Coding Homework 2
For the following exercises, either use the heart failure data set again or any data set of your choice. Make sure to submit some proof of your code along with your answers.
Exercise 1
Use all available variables to predict death (or your binary outcome of choice if you use your own data set). Split the data into training and testing sets (75%/25% split) before answering the following questions.
1.Fit and plot a decision tree with the training data. Which predictors seem to be the most important based on how the tree looks?
2.What is the ROC AUC of the model on the training set? On the testing set?
Exercise 2
Using the training set, use LASSO to perform variable selection with death as the outcome variable (or your binary outcome of choice if you use your own data set). What are the selected variables? Do these variables match what you were expecting?
Bonus
1.Attempt to make a decision tree that has a better ROC AUC on the testing set than the one you made in Exercise 1. You can try playing around with the optional minsplit (the minimum number of observations that must exist in a node in order for a split to be attempted), minbucket (the minimum number of observations in any terminal leaf node), maxdepth (the maximum depth of any node of the final tree), and/or cp (complexity parameter) arguments of the rpart() function to do this. If you were successful, why do you think were? If you were not successful, explain the thought process behind your attempt.

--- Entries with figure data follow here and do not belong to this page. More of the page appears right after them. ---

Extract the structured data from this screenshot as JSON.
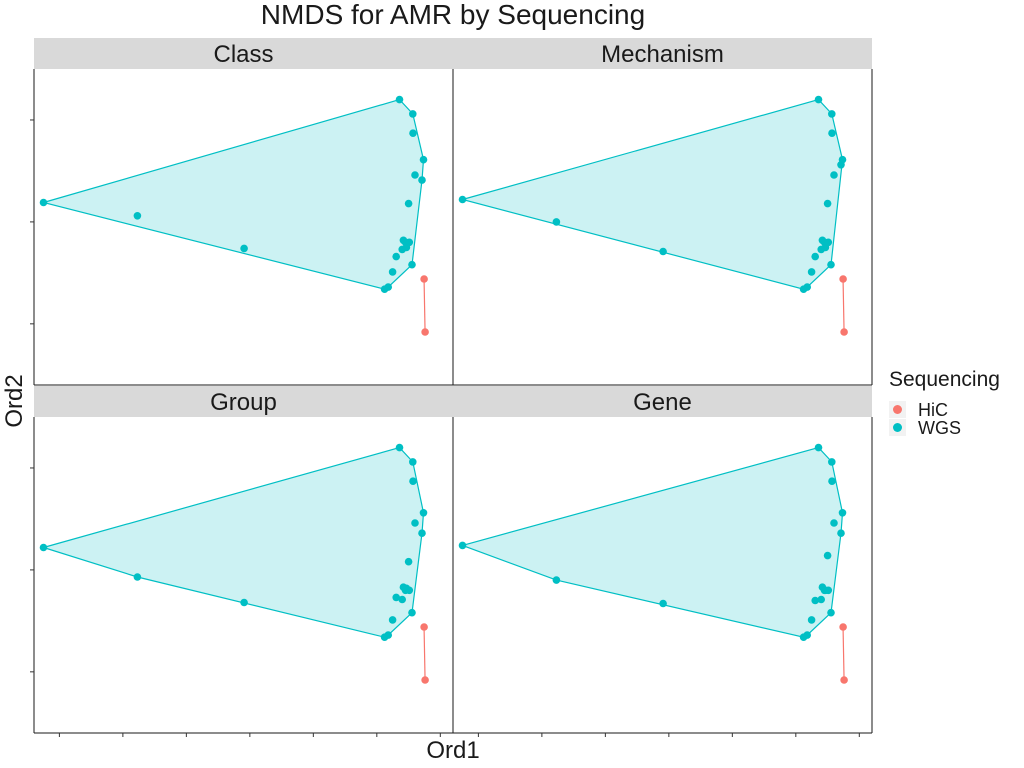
{
  "chart_data": {
    "type": "scatter",
    "title": "NMDS for AMR by Sequencing",
    "xlabel": "Ord1",
    "ylabel": "Ord2",
    "facets": [
      "Class",
      "Mechanism",
      "Group",
      "Gene"
    ],
    "xlim": [
      -2.2,
      1.1
    ],
    "ylim": [
      -1.6,
      1.5
    ],
    "xticks": [
      -2.0,
      -1.5,
      -1.0,
      -0.5,
      0.0,
      0.5,
      1.0
    ],
    "yticks": [
      -1.0,
      0.0,
      1.0
    ],
    "tick_labels_shown": false,
    "grid": false,
    "hull_fill": true,
    "legend": {
      "title": "Sequencing",
      "position": "right",
      "entries": [
        {
          "name": "HiC",
          "color": "#F8766D"
        },
        {
          "name": "WGS",
          "color": "#00BFC4"
        }
      ]
    },
    "series": [
      {
        "name": "HiC",
        "color": "#F8766D",
        "facets": [
          {
            "x": [
              0.872,
              0.88
            ],
            "y": [
              -0.56,
              -1.08
            ]
          },
          {
            "x": [
              0.872,
              0.88
            ],
            "y": [
              -0.56,
              -1.08
            ]
          },
          {
            "x": [
              0.872,
              0.88
            ],
            "y": [
              -0.56,
              -1.08
            ]
          },
          {
            "x": [
              0.872,
              0.88
            ],
            "y": [
              -0.56,
              -1.08
            ]
          }
        ]
      },
      {
        "name": "WGS",
        "color": "#00BFC4",
        "facets": [
          {
            "x": [
              -2.125,
              0.679,
              0.783,
              0.785,
              -1.386,
              -0.545,
              0.561,
              0.59,
              0.624,
              0.653,
              0.733,
              0.709,
              0.726,
              0.7,
              0.777,
              0.756,
              0.75,
              0.801,
              0.856,
              0.868
            ],
            "y": [
              0.19,
              1.2,
              1.06,
              0.87,
              0.06,
              -0.26,
              -0.66,
              -0.64,
              -0.49,
              -0.34,
              -0.25,
              -0.18,
              -0.2,
              -0.27,
              -0.42,
              -0.2,
              0.18,
              0.46,
              0.41,
              0.61
            ]
          },
          {
            "x": [
              -2.125,
              0.679,
              0.783,
              0.785,
              -1.386,
              -0.545,
              0.561,
              0.59,
              0.624,
              0.653,
              0.733,
              0.709,
              0.726,
              0.7,
              0.777,
              0.756,
              0.75,
              0.801,
              0.856,
              0.868
            ],
            "y": [
              0.22,
              1.2,
              1.06,
              0.87,
              0.0,
              -0.29,
              -0.66,
              -0.64,
              -0.49,
              -0.34,
              -0.25,
              -0.18,
              -0.2,
              -0.27,
              -0.42,
              -0.2,
              0.18,
              0.46,
              0.56,
              0.61
            ]
          },
          {
            "x": [
              -2.125,
              0.679,
              0.783,
              0.785,
              -1.386,
              -0.545,
              0.561,
              0.59,
              0.624,
              0.653,
              0.733,
              0.709,
              0.726,
              0.7,
              0.777,
              0.756,
              0.75,
              0.801,
              0.856,
              0.868
            ],
            "y": [
              0.22,
              1.2,
              1.06,
              0.87,
              -0.07,
              -0.32,
              -0.66,
              -0.64,
              -0.49,
              -0.27,
              -0.18,
              -0.17,
              -0.2,
              -0.29,
              -0.42,
              -0.2,
              0.08,
              0.46,
              0.36,
              0.56
            ]
          },
          {
            "x": [
              -2.125,
              0.679,
              0.783,
              0.785,
              -1.386,
              -0.545,
              0.561,
              0.59,
              0.624,
              0.653,
              0.733,
              0.709,
              0.726,
              0.7,
              0.777,
              0.756,
              0.75,
              0.801,
              0.856,
              0.868
            ],
            "y": [
              0.24,
              1.2,
              1.06,
              0.87,
              -0.1,
              -0.33,
              -0.66,
              -0.64,
              -0.49,
              -0.3,
              -0.2,
              -0.17,
              -0.2,
              -0.29,
              -0.42,
              -0.2,
              0.14,
              0.46,
              0.36,
              0.56
            ]
          }
        ]
      }
    ]
  }
}
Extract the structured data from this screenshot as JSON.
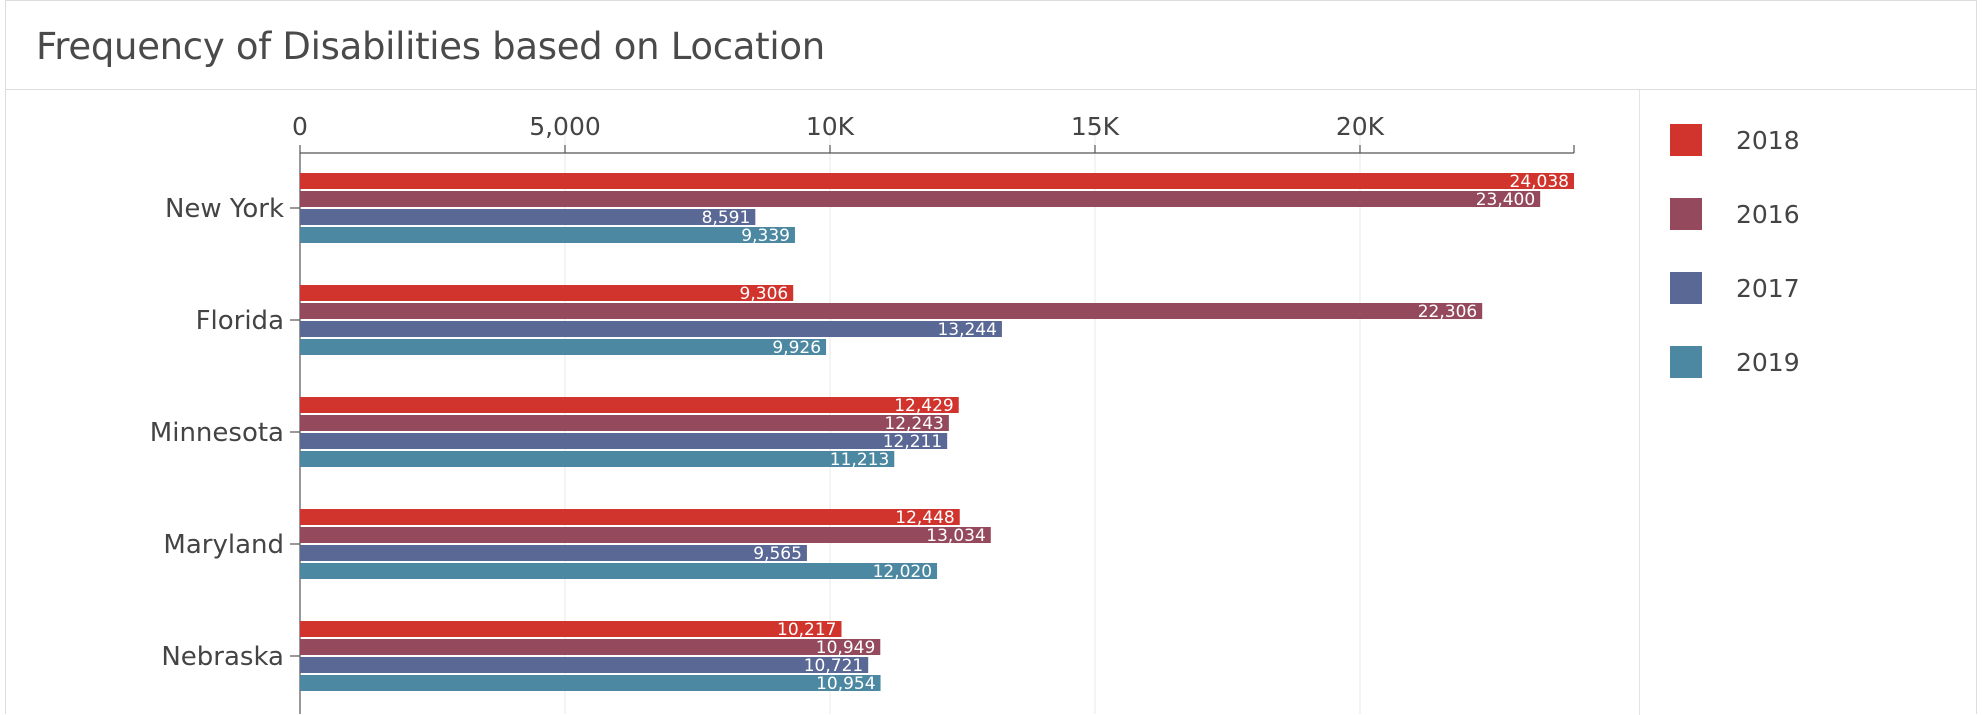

2.Create a prediction model that you have not already made in either homework (e.g., random forest [ranger], neural network [nnet], SVM [kernlab], gradient boosted trees [xgboost]) to predict an outcome of your choice with a data set of your choice (including the Alzheimer’s data). Why did you choose to make this model? If you searched for help with the implementation of your chosen model, how difficult was this process for you?